Polda Metro Jaya membongkar sindikat tindak pidana perdagangan orang (TPPO) Pekerja Migran Indonesia (PMI) ilegal ke Libya. Beroperasi sejak 2023, sindikat ini telah mengirimkan ratusan warga negara Indonesia (WNI).
Para PMI ilegal ini awalnya dijanjikan bekerja sebagai asisten rumah tangga (ART) di Turki dengan gaji jutaan.
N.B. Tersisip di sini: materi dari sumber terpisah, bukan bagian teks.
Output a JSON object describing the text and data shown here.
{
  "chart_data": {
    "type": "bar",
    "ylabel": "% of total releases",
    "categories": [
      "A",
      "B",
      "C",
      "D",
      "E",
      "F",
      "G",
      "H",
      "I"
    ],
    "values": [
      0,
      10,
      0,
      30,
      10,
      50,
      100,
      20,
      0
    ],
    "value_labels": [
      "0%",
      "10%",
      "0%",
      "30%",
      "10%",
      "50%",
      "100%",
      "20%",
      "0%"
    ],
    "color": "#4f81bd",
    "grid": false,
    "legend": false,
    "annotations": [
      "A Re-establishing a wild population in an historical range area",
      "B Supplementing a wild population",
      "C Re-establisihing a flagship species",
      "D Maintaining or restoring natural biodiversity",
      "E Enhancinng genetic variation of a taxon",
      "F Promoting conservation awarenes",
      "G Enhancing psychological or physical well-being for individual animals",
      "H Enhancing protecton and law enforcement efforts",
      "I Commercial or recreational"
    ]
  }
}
Namun, para korban justru dibawa ke Libya dan berakhir diperbudak.
Kementerian Pelindungan Pekerja Migran Indonesia (KP2MI) mengapresiasi Polda Metro Jaya yang mengungkap praktik tindak pidana perdagangan orang (TPPO) dalam kasus penempatan ilegal pekerja migran Indonesia (PMI) ke Libya. KP2MI menilai pengungkapan kasus ini menjadi langkah penting dalam memberi perlindungan kepada PMI.
"Keberhasilan pengungkapan kasus ini merupakan langkah penting dalam upaya memberikan pelindungan kepada Pekerja Migran Indonesia sekaligus menindak tegas pihak-pihak yang memanfaatkan masyarakat melalui praktik perekrutan dan penempatan secara nonprosedural," kata Menteri P2MI Mukhtarudin dalam keterangannya, Jumat (24/7).
Mukhtarudin mengatakan pengungkapan kasus ini merupakan hasil koordinasi antara Polri, Kementerian P2MI, Kementerian Luar Negeri melalui KBRI Tripoli, Desk Koordinasi Pelindungan Pekerja Migran Indonesia, Satgas TPPO, serta kementerian dan lembaga terkait. Dia mengatakan kasus ini berkaitan dengan PMI berinisial AJ yang sebelumnya berhasil dipulangkan ke Indonesia.
Praktik TPPO ini terbongkar setelah Direktorat Reserse Kriminal Umum Polda Metro menyelidiki sebuah informasi terkait adanya pengiriman PMI nonprosedural ke Libya. Dua orang ditangkap dalam perkara ini. Berikut informasinya, dirangkum detikcom, Sabtu (25/7/2026).
Penyidik telah menetapkan dua orang sebagai tersangka dalam kasus perdagangan orang tersebut. Keduanya telah ditahan di rumah tahanan Polda Metro Jaya.
"Kami sudah menetapkan terhadap dua orang tersangka yang saat ini sudah kami lakukan penahanan dan menjalani penahanan di Rutan Polda Metro Jaya," kata Kabid Humas Polda Metro Jaya Kombes Budi Hermanto, dalam konferensi pers di Mapolda Metro Jaya, Jakarta, Jumat (24/7).
Sementara itu, Dirkrimum Polda Metro Jaya Kombes Iman Imanuddin menjelaskan tersangka memberi uang kepada para calon korban agar mereka bersedia berangkat. Kedua tersangka itu adalah R dan DY. Keduanya memiliki peran yang berbeda dalam menjalankan aksi perdagangan orang tersebut.
"Yang pertama yaitu tersangka atas nama R alias Ica dengan peran menyuruh tersangka DY untuk mencari para korban dan yang bersangkutan juga menyalurkan pembiayaan untuk para korban tersebut. Kemudian yang kedua adalah tersangka DY. DY secara aktif mencari para korban untuk diberangkatkan ke luar negeri," ujar Iman.